In different studies conducted in different populations, the prevalence of SHOX variations in ISS children represent a wide array. The study conducted by Suppia et al., 2003 showed around 7% patients with ISS having SHOX gene deletion, while Musebeck et al., 2001 conducted a study over 35 patients of ISS, none of whom had the gene deletion.
This meta-analysis aimed to investigate the association between the SHOX variation and ISS in Asia. Data was included from 11 selected studies, which involved 979 ISS cases. Overall prevalence of SHOX variation in Asia was found to be 14.3%. These results indicate the implication and the association of these variations with ISS in Asia. For comparison, the participants were divided into South, West and East Asian sub-groups. In South Asia, the results indicated the presence of SHOX variations in 10.4% of the patients with ISS.
Among South Asians, Kumar et al., 2020 reported pathogenic heterozygous variants in 4 children (6.5%). Variations included exon 5 duplication, splice site point variant c.278-1G>C in exon 3, partial deletion and complete deletion. Singh et al., 2018 showed SHOX haploinsufficiency in two patients, while one patient had mosaic gain in SHOX.
In West Asian population, Dalil et al., 2016 found one patient (2.6%) with SHOX variation. Contrarily, Bakir et al., 2018 has not found any variation in the exonic sequences and exon/intron boundaries of the SHOX gene. Alharthi et al., 2017 found only one variation in exon 4 of SHOX gene while rest of patients had polymorphisms in exons 1, 2, 4, and 6. Gursoy et al., 2020 showed three different point variations and one whole SHOX gene deletion 15 patients from four different families. Overall prevalence in West Asia came around 7.5%.
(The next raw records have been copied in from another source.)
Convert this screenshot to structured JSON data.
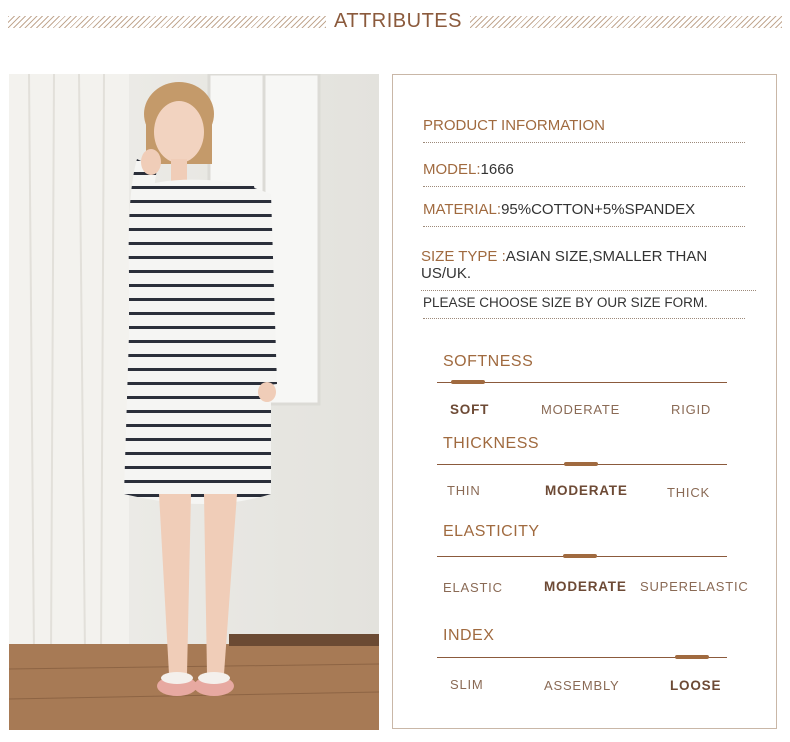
{
  "header": {
    "title": "ATTRIBUTES"
  },
  "product": {
    "section_title": "PRODUCT INFORMATION",
    "model": {
      "label": "MODEL:",
      "value": "1666"
    },
    "material": {
      "label": "MATERIAL:",
      "value": "95%COTTON+5%SPANDEX"
    },
    "size_type": {
      "label": "SIZE TYPE :",
      "value": "ASIAN SIZE,SMALLER THAN US/UK."
    },
    "note": "PLEASE CHOOSE SIZE BY OUR SIZE FORM."
  },
  "scales": [
    {
      "title": "SOFTNESS",
      "options": [
        "SOFT",
        "MODERATE",
        "RIGID"
      ],
      "selected": 0
    },
    {
      "title": "THICKNESS",
      "options": [
        "THIN",
        "MODERATE",
        "THICK"
      ],
      "selected": 1
    },
    {
      "title": "ELASTICITY",
      "options": [
        "ELASTIC",
        "MODERATE",
        "SUPERELASTIC"
      ],
      "selected": 1
    },
    {
      "title": "INDEX",
      "options": [
        "SLIM",
        "ASSEMBLY",
        "LOOSE"
      ],
      "selected": 2
    }
  ],
  "colors": {
    "accent": "#a06a3f",
    "dark_accent": "#8b5a3c",
    "border": "#c9b7a7"
  }
}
In Eastern Asia, Fukami et al., 2015 reported six rare CNVs in PAR1 in 245 patients. Lee et al., 2021 have confirmed SHOX deficiency in 23 patients from 15 unrelated families. In a study by Tung et al., 2018 SHOX gene intragenic deletions were found in five patients, one deletion in the regulatory region, and a missense variation at exon 5. Prevalence of variation in SHOX gene varied in between different geographical regions of Asia, being highest in South Asia. While Shima et al., 2016 stated SHOX abnormalities in 3.8% of ISS and 50% of LWD cases. These results indicate the difference in the prevalence of the SHOX variations according to the selection criteria, used methods, sample size, and population.
The meta-analysis is a compilation of findings from the last decade and an updated picture of overall prevalence of SHOX variations in Asians, underscoring its potential as a main target in ISS patients. Further investigations of higher quality, large cohort size with functional validation are warranted to validate this association.